Daha önceki yazılarımdan bu ziyaretlerin detaylarını tekrar okuyabilirsiniz.

 

Gelelim geçtiğimiz pazar gecesi Londradaki Fransa Büyüelçiliği'nin karşı duvarında beliren yeni Banksy eserine;

Sefiller romanını bilmeyenimiz yoktur sanırım.Kitabın kahramanları Jean Valjean ve evlat edindiği kızı Cosette bir çok filme konu olmuş,eser müzikal olarak defalarca dünyanın bir çok ülkesinde sahnelenmişti.

Müzikalin afişinde yer alan,Emil Bayard'ın Victor Hugo için 1890 yılında çizdiği ve ölümsüzleştirdiği Cosette'in portresi Sefiller romanı ve Fransayla özdeşleşmiştir.

Banksy Cosette'yi müzikalin afişinden almış duvara taşımış.Aynı Cosette gözü yaşlı bu sefer ve yanında gaz bombası var.Bir de QR kodu.Kodu cep telefonu ile taradığınızda karşınıza "Jungle" 'daki polis müdahalesinin video görüntüleri çıkıyor.

 

Eser pazartesi sabahı başta sosyal medya olmak üzere yazılı ve görsel basında ilk haber olarak yerini aldı.

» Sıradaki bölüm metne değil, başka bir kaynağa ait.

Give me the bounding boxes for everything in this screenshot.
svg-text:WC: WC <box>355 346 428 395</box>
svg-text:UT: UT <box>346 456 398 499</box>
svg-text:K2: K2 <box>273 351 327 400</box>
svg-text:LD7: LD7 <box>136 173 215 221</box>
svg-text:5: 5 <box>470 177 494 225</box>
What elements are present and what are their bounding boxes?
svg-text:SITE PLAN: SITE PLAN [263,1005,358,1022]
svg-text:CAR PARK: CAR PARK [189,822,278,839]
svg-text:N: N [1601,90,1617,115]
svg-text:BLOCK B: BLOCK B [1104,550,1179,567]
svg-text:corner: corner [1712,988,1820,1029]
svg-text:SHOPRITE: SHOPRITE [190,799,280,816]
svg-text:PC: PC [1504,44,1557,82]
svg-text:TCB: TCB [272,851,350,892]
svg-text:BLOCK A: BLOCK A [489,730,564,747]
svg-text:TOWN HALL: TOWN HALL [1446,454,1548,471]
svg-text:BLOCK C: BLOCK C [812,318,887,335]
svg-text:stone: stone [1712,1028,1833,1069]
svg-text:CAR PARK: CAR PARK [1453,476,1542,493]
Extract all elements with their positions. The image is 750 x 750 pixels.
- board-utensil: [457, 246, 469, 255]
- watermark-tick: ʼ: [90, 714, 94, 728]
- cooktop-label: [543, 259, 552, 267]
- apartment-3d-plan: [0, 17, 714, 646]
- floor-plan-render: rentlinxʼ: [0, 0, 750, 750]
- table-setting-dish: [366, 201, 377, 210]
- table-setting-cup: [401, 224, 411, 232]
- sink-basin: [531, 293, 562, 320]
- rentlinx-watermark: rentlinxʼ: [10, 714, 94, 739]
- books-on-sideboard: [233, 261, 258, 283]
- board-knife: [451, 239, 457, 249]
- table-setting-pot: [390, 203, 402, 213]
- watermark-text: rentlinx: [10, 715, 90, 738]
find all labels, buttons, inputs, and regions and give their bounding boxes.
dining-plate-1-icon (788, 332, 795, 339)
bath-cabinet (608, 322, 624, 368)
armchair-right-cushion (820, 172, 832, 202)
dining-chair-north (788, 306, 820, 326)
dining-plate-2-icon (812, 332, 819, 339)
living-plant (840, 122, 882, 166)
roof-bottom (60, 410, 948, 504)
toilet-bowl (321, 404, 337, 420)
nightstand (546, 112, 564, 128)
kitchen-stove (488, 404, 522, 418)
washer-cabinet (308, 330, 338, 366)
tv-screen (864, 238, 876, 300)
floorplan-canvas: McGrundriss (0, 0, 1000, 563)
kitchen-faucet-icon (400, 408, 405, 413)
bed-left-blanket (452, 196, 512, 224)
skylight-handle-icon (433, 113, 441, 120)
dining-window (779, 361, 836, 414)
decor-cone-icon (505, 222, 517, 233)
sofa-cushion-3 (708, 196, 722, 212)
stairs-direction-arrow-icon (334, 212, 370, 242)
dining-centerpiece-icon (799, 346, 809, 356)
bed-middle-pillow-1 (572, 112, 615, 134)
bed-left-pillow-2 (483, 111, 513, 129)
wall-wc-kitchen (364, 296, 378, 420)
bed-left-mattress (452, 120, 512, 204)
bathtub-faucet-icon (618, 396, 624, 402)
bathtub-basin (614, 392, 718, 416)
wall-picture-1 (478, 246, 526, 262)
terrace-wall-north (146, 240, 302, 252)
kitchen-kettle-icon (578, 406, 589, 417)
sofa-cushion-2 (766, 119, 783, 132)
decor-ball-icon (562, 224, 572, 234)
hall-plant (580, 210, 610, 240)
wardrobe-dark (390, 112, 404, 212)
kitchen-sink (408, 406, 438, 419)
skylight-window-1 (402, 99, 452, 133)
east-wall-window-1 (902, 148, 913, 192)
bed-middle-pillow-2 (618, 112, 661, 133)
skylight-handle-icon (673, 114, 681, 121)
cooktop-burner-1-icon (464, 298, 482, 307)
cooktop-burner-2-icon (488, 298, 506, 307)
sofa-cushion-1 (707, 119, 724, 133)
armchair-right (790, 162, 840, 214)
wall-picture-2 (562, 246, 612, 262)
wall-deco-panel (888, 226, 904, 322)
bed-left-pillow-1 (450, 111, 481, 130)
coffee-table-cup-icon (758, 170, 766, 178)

Banksy internet sitesinde eserin kendisine ait olduğunu onayladıktan bir kaç saat sonra da üzeri kapatılarak kaldırıldı.Önce Fransızların sansür uyguladığı düşünüldü.Sonra bina sahibinin eseri koruma amaçlı üzerini kapattığı açıklaması geldi.Bina sahibine göre eser çalınmak istenmişti.

Sonuçta eserin ömrü sadece 18 saat oldu.

 

Kameralarla 24 saat izlenen,sıkı güvenlik önlemlerinin alındığı büyükelçilik binasının karşısına bu eseri yapması ve QR koduyla Fransızların inkar ettiği müdahalenin kaydının bulunduğu videoyu yüklemesi Banksy'nin açıkça meydan okuması olarak algılanmalıdır.

Sanatsal kaygılardan daha çok politik bir duruş,protestodur bu eser.

Banksy'nin bir kez daha bütün dünyanın dikkatini istediği konunun üzerine çekmeyi başarması da sanatın ve sanatçının gücüdür!

 

 

Evet eserin ömrü sadece 24 saatten daha az bir süreydi ama bu meydan okuma sosyal,yazılı ve görsel basında amacına fazlasıyla ulaştı.

Avrupa Birliğinin göçmen ve mülteci politikalarını yakından takip eden Banksy bu son eseriyle deyim yerindeyse kılıç kuşandığını ilan etti.Bu da yakın zamanda daha çok Banksy eseri göreceğiz demektir.

Umarım çabaları boşa gitmez!

 

 

Haftaya görüşünceye kadar sanatla kalın!